From the time of the itinerant scrivener with his ink horn to the modern fountain pen many forms of ink holders have appeared.
This article will especially discuss Early American “Yankee” ink stands, some of which I have in my collection.
Craftsmanship, especially in the land of Yankee notions…Connecticut, where individual manufacturing was so extensively carried on in the eighteenth and nineteenth centuries, was, in large measure, the means of livelihood quite as much as the pursuit of agriculture. In some cases an unconscious, crude art was mixed into the craft, and that is why a great many articles of antiquity are appreciated and sought for now. The commercializing of the early work was by force of circumstances necessary to the people.
This is readily evidenced by examining the credit side of almost any account found in old ledgers of early merchants throughout New York and New England, where payments for commodities purchased were discharged by the exchange of articles made by hand by the debtor. Axe-helves, woven cloth, linen, shoes, hats, pottery, hand blown bottles, furniture, chairs, and even soap stone ink stands and goose quills were given in trade and again sold to other customers.
While recently examining an old ledger of a Fairfield County (Connecticut) merchant the following entries were observed:
September 4, 1802 Squire Beach
for 400 goose quills…..4/ York Money
December 26, 1816 David Middlebrook, Dr.
One stone ink-stand…1/3
August 18, 1817 John Turney, Dr
One ink powder….10d
Reference to others would doubtless yield many similar entries, as the “art of writing” demanded proper tools and equipment with which to record the many requirements of Colonial days when the necessary process of correspondence , the law, and the Record Office were more laborious than in this day of the typewriting machine.
Various styles of Ink Holders
These containers called “ink-stands” were produced by hand. Their shapes, sizes and the material of which they were made, varied quite perceptibly according to the individual notions and artistic ideas of those who made them. In places where potteries flourished, that neighborhood would be apt to possess earthen ink-stands. The pewterer’s trade was also responsible for producing some very handsome examples along with the other different pewter utensils now so zealously hunted; and he who dwelt in the vicinity of a quarry or place that yielded potstone, chlorite, steatite or what is commonly known as “soapstone” or soft serpentine-tale, would usually take advantage of the same opportunity the Indians did, and carve out enough chunks of it to make ink-stands, bowls, small pots and foot-warming slabs. These he would either sell or use for barter at the “store” for his other needs.
A variety of hand carved soap stone ink-stands in my collection, some carved with initials and patterns
Hand painted version with floral pattern 3” x 3” x 2 ˝” tall.

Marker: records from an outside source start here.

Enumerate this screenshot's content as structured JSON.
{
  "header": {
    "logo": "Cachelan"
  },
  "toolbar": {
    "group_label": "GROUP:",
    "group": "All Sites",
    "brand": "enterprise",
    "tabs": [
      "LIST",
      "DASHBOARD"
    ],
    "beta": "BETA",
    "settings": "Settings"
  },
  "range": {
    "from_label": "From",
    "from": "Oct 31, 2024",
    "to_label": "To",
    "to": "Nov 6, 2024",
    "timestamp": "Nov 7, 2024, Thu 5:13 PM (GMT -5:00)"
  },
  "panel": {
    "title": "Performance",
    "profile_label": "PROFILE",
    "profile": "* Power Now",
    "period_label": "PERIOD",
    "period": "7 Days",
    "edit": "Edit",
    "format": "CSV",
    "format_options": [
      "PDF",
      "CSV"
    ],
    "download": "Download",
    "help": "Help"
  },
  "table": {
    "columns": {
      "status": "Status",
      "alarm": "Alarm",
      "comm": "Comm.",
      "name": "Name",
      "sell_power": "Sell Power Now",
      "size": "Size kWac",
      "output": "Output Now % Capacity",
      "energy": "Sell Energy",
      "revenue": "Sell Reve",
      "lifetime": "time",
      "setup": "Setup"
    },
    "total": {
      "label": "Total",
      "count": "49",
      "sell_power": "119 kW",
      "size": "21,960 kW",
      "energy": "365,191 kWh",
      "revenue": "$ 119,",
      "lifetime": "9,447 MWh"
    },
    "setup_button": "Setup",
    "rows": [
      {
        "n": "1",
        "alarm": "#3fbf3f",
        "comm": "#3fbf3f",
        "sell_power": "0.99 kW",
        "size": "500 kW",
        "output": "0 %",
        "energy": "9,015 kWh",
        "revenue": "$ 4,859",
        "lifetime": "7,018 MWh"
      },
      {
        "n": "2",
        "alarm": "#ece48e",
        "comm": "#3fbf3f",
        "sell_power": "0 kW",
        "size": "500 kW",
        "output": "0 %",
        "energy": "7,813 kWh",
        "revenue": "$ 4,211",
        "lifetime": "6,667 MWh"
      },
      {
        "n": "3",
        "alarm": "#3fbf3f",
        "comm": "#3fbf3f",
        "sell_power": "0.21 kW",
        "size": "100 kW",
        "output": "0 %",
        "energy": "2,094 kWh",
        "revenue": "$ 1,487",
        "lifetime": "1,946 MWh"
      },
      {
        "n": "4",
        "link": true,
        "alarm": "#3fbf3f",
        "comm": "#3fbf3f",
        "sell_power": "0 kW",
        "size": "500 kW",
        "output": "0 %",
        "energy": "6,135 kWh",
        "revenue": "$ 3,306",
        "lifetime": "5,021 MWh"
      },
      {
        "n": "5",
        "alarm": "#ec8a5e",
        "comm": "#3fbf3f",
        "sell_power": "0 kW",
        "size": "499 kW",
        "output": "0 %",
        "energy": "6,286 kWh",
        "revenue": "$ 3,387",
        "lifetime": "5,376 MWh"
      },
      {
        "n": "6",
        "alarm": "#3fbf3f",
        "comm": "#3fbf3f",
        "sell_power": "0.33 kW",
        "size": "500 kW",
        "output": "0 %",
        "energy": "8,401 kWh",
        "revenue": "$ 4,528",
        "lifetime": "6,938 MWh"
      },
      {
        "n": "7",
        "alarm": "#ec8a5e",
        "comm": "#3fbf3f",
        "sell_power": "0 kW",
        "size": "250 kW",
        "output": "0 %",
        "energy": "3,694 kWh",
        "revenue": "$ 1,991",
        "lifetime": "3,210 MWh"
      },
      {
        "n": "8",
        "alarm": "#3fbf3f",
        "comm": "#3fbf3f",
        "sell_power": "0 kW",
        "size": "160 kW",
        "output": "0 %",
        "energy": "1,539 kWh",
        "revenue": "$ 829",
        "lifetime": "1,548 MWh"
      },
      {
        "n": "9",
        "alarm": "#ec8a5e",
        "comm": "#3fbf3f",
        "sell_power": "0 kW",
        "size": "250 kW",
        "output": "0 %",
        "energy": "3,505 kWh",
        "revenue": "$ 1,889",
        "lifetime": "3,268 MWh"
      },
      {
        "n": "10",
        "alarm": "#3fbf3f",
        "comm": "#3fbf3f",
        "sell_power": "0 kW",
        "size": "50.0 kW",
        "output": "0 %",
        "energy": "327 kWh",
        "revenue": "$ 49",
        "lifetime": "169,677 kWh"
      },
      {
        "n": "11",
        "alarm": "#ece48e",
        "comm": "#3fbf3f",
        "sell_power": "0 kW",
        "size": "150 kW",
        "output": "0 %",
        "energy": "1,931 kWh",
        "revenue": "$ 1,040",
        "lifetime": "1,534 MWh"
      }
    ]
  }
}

A horn ink traveler on left containing ink well and sander on bottom half. The others are made from paper mache covered with boiled leather.
Early leather covered ink travelers contained a small corked ink bottle and room for a few quills.
Ink sanders: turned wood c1800, Wedgwood Basketweave c1890, carved ivory c1800 and formed tin c1840.
The majority of the early ink holders were made of this pot-stone or chlorite soapstone. It differed in texture and color according to the locality from whence it came. Some were dark green, others brown or reddish hue and some were nearly black. In Connecticut the best came from Newtown, where it was easy to work. Softer steatite was obtained from Bristol and some soapstone beds were found in the south-western part of the state bit its quality was not as good as found in other places.
A fair quality, though not the best, came from the south-eastern corner of the town of Somers, a place called Soapstone Mountain where it was quarried for many years. The bed was located on the eastern slope of the mountain about 150 feet above its base. It was also used for hearth-stones. The Indians are said to have successfully procured it for their pots from Southington Mountain, and nodules of it of fair size have been found in the bed of Roaring Brook Gorge on its eastern slope.
The Newtown soapstone was of a species that only required shaping on a lathe or with a knife and was of a dark greenish color and unctuous to the touch. Ink-stands of this are now occasionally encountered and two of them are illustrated along with a common pottery bottle turned out by the Bridgeport Potteries in 1814 at a cost of 4/ per dozen.
Early pens and ink
The quill was the only tool with which to write. The steel pen and blotting paper had not yet come into existence. Ink of the home-made variety was produced in several different ways and tints. The wonderful black ink which has lasted so long on some of our old treasured documents was doubtless a mixture of nut-galls, lampblack, vinegar and water and old rusty hand-made nails thrown in. Some of the merchants and officials of Colonial times were extremely careful and fussy about their ink and at this late date it is, of course quite difficult to unearth the secrets of their concoctions for this important fluid.